E' una cosa che ho sempre odiato, fin da bambino. Però, che ci posso fare: ho il sonno leggero e sopratutto agitato.

Un altra cosa che ho sempre odiato è dormire in auto mentre qualcun altro è alla guida. Deformazione professionale forse, ma su un veicolo in movimento non mi fido se non sono io ad avere il controllo. Figurarsi dormire!

“Non sai mai se al risveglio sei a destinazione o all'inferno.” ripetevo sempre.

A questa difficoltà mi aveva aiutato molto il karma, facendomi crescere forte, sano e solo.

Di amici, ne avevo pochi. Amici fidati, si intende. Nessuno di questi faceva parte della sfera legale della mia vita.


Di amici finti, invece... tutti i miei clienti... extra. Tutti amiconi. Ancora mi stavo chiedendo chi era stato a vendermi. Comunque, nemmeno loro, per forza di cose, facevano parte della sfera legale della mia vita.

 

Comunque, questa condizione mi aveva senza dubbio facilitato l'accesso al lavoro, oltre che a ovviare questo piccolo problema dei trasporti.

Lavoro?

 

In un lampo mi tornò in mente quello che era successo poche ore (o forse secoli?) prima.

Ma quale lavoro. Lo avevo perso il lavoro, e con lui la licenza e il taxi.

E un fottuto dente, la gengiva mi faceva ancora male.

Poi... cosa era accaduto? Deb parlava di rimettere a posto il catorcio, e poi era diventato tutto buio.

 

Di buono c'era da dire che non mi ero mosso di un centimetro: ero ancora sul taxi.

Ah già! Non ero riuscito ad uscire perchè la chiusura automatica si era bloccata.

Il fatto strano era che il taxi non era più nel parcheggio dove avevo posteggiato. Non era nemmeno all'aperto, a dire il vero.

“Deb?” chiamo, invano. Qualsiasi cosa stia facendo la mia intelligenza artificiale preferita, è qualcosa di talmente importante da non degnarmi di una risposta. E' strano come il sedile del passeggero mi sembri vuoto, senza il suo ologramma.

Dopo aver dato due manate al cruscotto, dove stava il suo processore, rinuncio. Cosa diavolo stava succedendo? Quelli della Orizon avevano forse ritirato il taxi e avevano già formattato tutto? Possibile non si fossero accorti che ero rimasto dentro?

Il suono della maniglia manuale della portiera risuona a vuoto diverse volte. La chiusura di sicurezza, che dovrebbe salvarti la vita in diverse occasioni, in quel momento mi stava impedendo di accedere al mondo esterno. Almeno teneva le mie imprecazioni all'interno dell'abitacolo, cosa per cui sicuramente il mondo terreno sarà grato.

 

Non mi rimane altro da fare che sprofondare nel sedile del conducente. Solo allora noto una piccola macchia di sangue sullo sterzo. Il dolore diffuso alla testa ora si concentra sulla fronte. Evidentemente avevo dato una zuccata parecchio forte, e quel coso di metallo aveva perso la propria fodera imbottita eoni fa.

 

Per quanto possibile, mi rilasso e penso. L'idea di essere stato trasportato fin dentro i magazzini della Orizon era alquanto improbabile. D'altro canto, erano gli unici con i mezzi per farlo.

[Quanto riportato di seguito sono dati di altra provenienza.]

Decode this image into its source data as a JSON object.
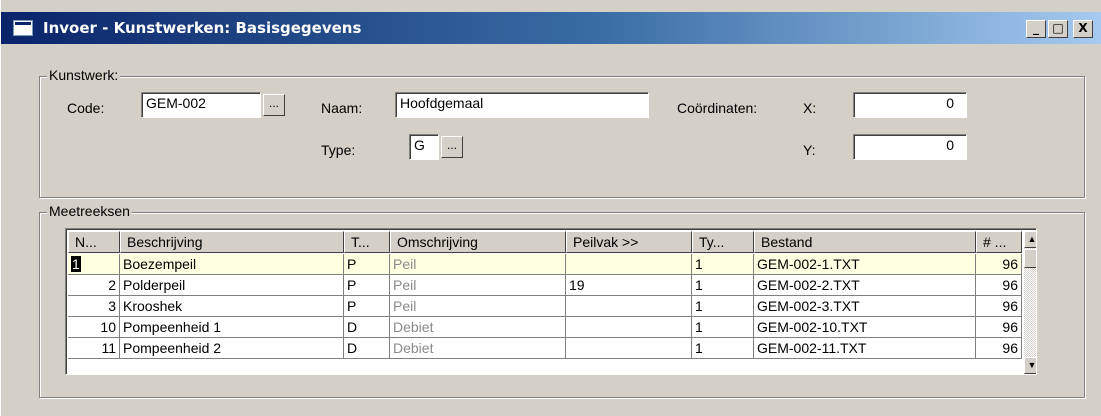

Per prelevare i loro veicoli non sprecano nemmeno un corriere, per paura che scappi con tutto il mezzo. No, loro bloccano tutto, sistemi di guida, di sicurezza, qualsiasi cosa, e poi mandano un drone. Un incrocio fra un camion della nettezza urbana e un elicottero, che aggancia magneticamente il veicolo e lo riporta all'ovile per la revisione e il reset di tutti gli imprinting che lo rendono pilotabile solo e soltanto da il guidatore designato e pochi altri.

 

Tuttavia sapevo benissimo che quei droni di recupero sono proprio come i camion della nettezza urbana: sono equipaggiati con dei sensori terminaci a doppio spettro. In parole povere, se cè qualcosa che emana abbastanza calore da essere vivo e a grandezza d'uomo, il drone (o lo scaricarifiuti) non può agganciare il veicolo (o il cassonetto). Le vite di innumerevoli barboni sono state salvate da questo comodo e pratico aggeggio.

 

Quindi, o ero morto e non emanavo più calore, oppure ero arrivato li per altre vie.

 

Un brivido mi guizza lungo la colonna vertebrale. Esistono modi molto più comodi per far sparire un auto, magari con sopra un povero uomo timorato di dio.

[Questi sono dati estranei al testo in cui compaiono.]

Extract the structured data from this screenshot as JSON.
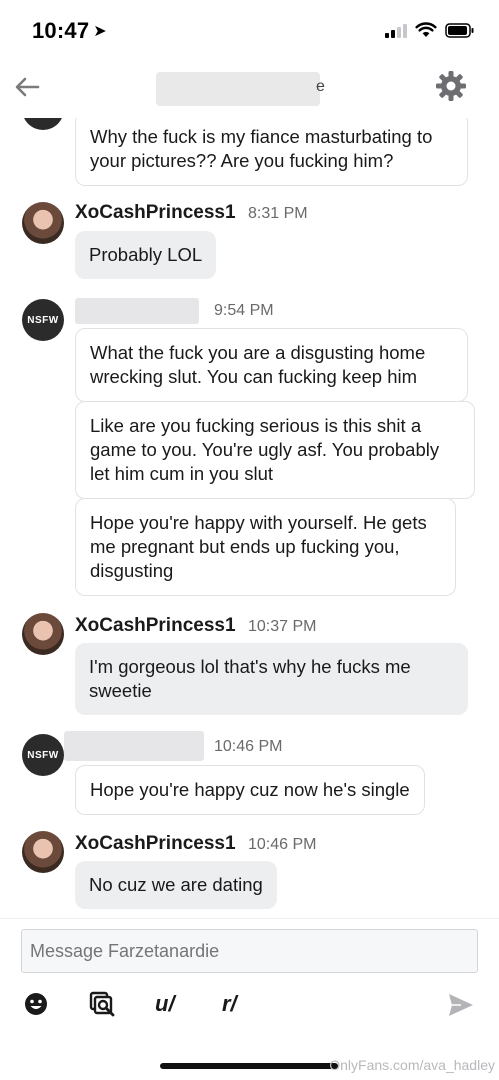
{
  "status_bar": {
    "time": "10:47",
    "location_arrow": "➤"
  },
  "nav": {
    "title_suffix": "e"
  },
  "messages": [
    {
      "text": "Why the fuck is my fiance masturbating to your pictures?? Are you fucking him?"
    },
    {
      "sender": "XoCashPrincess1",
      "time": "8:31 PM",
      "text": "Probably LOL"
    },
    {
      "time": "9:54 PM",
      "avatar_label": "NSFW",
      "texts": [
        "What the fuck you are a disgusting home wrecking slut. You can fucking keep him",
        "Like are you fucking serious is this shit a game to you. You're ugly asf. You probably let him cum in you slut",
        "Hope you're happy with yourself. He gets me pregnant but ends up fucking you, disgusting"
      ]
    },
    {
      "sender": "XoCashPrincess1",
      "time": "10:37 PM",
      "text": "I'm gorgeous lol that's why he fucks me sweetie"
    },
    {
      "time": "10:46 PM",
      "avatar_label": "NSFW",
      "text": "Hope you're happy cuz now he's single"
    },
    {
      "sender": "XoCashPrincess1",
      "time": "10:46 PM",
      "text": "No cuz we are dating"
    }
  ],
  "composer": {
    "placeholder": "Message Farzetanardie",
    "tools": {
      "user": "u/",
      "subreddit": "r/"
    }
  },
  "watermark": "OnlyFans.com/ava_hadley",
  "icons": [
    "back-arrow-icon",
    "gear-icon",
    "emoji-icon",
    "gif-search-icon",
    "send-icon"
  ]
}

Basta tagliare i giunti delle ruote magnetiche, che tengono la macchina in frenata, e farla scivolare dolcemente dentro un camion abbastanza grande.

 

Certo, se era andata così, la cosa era ben più seria.

Cacciatori d'organi è la primissima cosa che mi venne in mente. Di solito ti fermano, ti fanno scendere dall'auto e ti mettono in un frigorifero. Poi le storie si fanno divergenti, di sicuro nessuno che ci è entrato ha poi raccontato cosa accade dopo.

 

Il traffico di organi era ormai comune quanto lo spaccio di eroina, anche se era più facile trovarli nei pressi di Bombay City piuttosto che nel centro di Madison Heaven, dove aveva parcheggiato.

Però...

 

Inizio ad agitarmi sul sedile.

“Deb! Dove cazzo sei finita?!”

Se erano davvero dei cacciatori d'organi, o qualsiasi altra cosa, di sicuro poco gli importava di una IA mal funzionante. Perchè disattivarla?

 

Una lucina sul monitor del terminale impiantato nel cruscotto cattura la mia attenzione. E' il filtro esterno, che mi comunica che l'ora di punta serale di inquinamento è terminata, e che sarebbe bene aprire i finestrini.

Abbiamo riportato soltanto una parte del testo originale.